On Friday the 13th in November 2020, Gov. Whitmer did through a letter to Enbridge and similar filing in court. She sent a letter to Enbridge and filed in court a revocation and termination of the 1953 easement that made Line 5’s penetration into the Great Lakes possible.
Environmental Counil policy director Sean Hammond read the 100-page court filing. He said Gov. Whitmer revoked Enbridge’s 1953 easement because public trust was violated from Line 5’s infancy onward. Keeping Line 5 would not improve a public trust interest, nor could it exist without impairing that trust.
Gov. Whitmer then terminated the 1953 easement on three grounds:
- Upwards of 60 spans of pipeline were improperly anchored, some since 1963. The 1953 easement called for anchors every 75 feet. Enbridge claimed without proof the agreement was 140 feet.
- Bare, vulnerable patches of metal were found on the pipeline by contractors six times in six different years.
- Enbridge ignored the curvature of its pipeline since oil began flowing.

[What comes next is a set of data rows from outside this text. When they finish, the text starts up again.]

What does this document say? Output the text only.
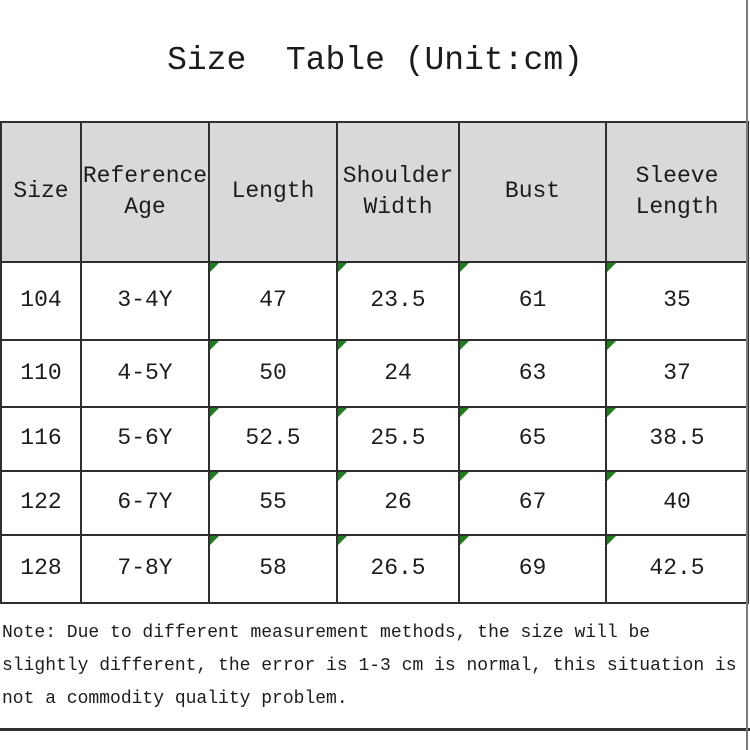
Size  Table (Unit:cm)
Size	Reference Age	Length	Shoulder Width	Bust	Sleeve Length
104	3-4Y	47	23.5	61	35
110	4-5Y	50	24	63	37
116	5-6Y	52.5	25.5	65	38.5
122	6-7Y	55	26	67	40
128	7-8Y	58	26.5	69	42.5
Note: Due to different measurement methods, the size will be slightly different, the error is 1-3 cm is normal, this situation is not a commodity quality problem.
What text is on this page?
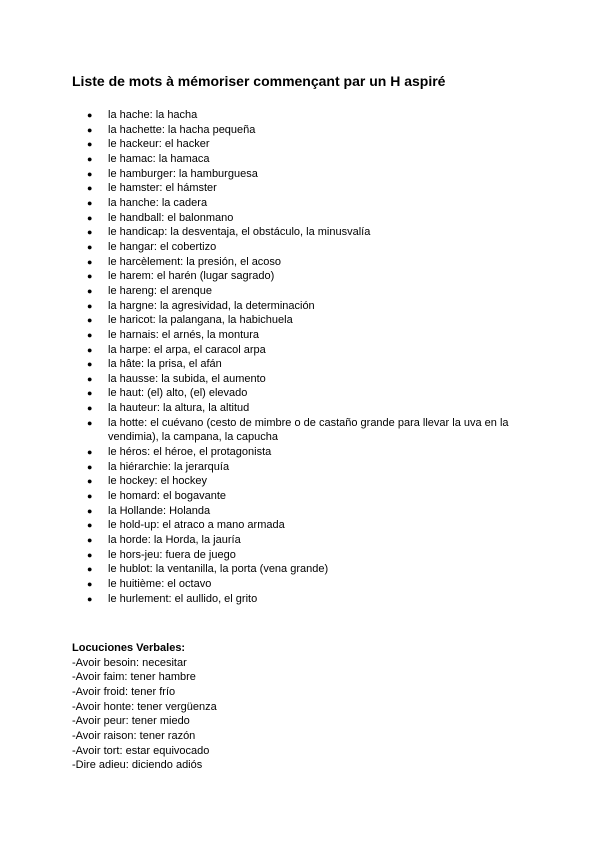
Liste de mots à mémoriser commençant par un H aspiré
● la hache: la hacha
● la hachette: la hacha pequeña
● le hackeur: el hacker
● le hamac: la hamaca
● le hamburger: la hamburguesa
● le hamster: el hámster
● la hanche: la cadera
● le handball: el balonmano
● le handicap: la desventaja, el obstáculo, la minusvalía
● le hangar: el cobertizo
● le harcèlement: la presión, el acoso
● le harem: el harén (lugar sagrado)
● le hareng: el arenque
● la hargne: la agresividad, la determinación
● le haricot: la palangana, la habichuela
● le harnais: el arnés, la montura
● la harpe: el arpa, el caracol arpa
● la hâte: la prisa, el afán
● la hausse: la subida, el aumento
● le haut: (el) alto, (el) elevado
● la hauteur: la altura, la altitud
● la hotte: el cuévano (cesto de mimbre o de castaño grande para llevar la uva en la vendimia), la campana, la capucha
● le héros: el héroe, el protagonista
● la hiérarchie: la jerarquía
● le hockey: el hockey
● le homard: el bogavante
● la Hollande: Holanda
● le hold-up: el atraco a mano armada
● la horde: la Horda, la jauría
● le hors-jeu: fuera de juego
● le hublot: la ventanilla, la porta (vena grande)
● le huitième: el octavo
● le hurlement: el aullido, el grito
Locuciones Verbales:
-Avoir besoin: necesitar
-Avoir faim: tener hambre
-Avoir froid: tener frío
-Avoir honte: tener vergüenza
-Avoir peur: tener miedo
-Avoir raison: tener razón
-Avoir tort: estar equivocado
-Dire adieu: diciendo adiós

Each act of malfeasance threatened the Great Lakes. Gov. Whitmer gave Enbridge 180 days to shut down Line 5.
What comes next?
While Line 5’s end has been set, Enbridge is still seeking to make good on permits for a tunnel to be placed around the pipeline.
Fortunately, environmental and tribal leaders are already fighting, and with the public’s support, we, together, can win.
Michigan Environmental Council, Grand Traverse Band of Ottawa and Chippewa Indians, National Wildlife Federation and Tip of the Mitt Watershed Council are intervening together in court.
Enbridge must go before the Michigan Public Service Commission before pipeline siting and construction can occur. Our coalition is working to prove:
- The pipeline is not worth the environmental and human health risks.
- Cheaper, safer alternatives to meet energy needs exist.
The weight of Michigan but of the world rests on our shoulders. If Line 5 shuts down, it becomes the first pipeline in the U.S. to be terminated out of environmental concern.
It would send a message to the rest of the world that peoples’ right to clean water reigns supreme and that oil is not the answer for our energy future.
The key, of course, is making sure the “light of hope” poet Mac Uistin spoke of remains unextinguished. Let’s get to work.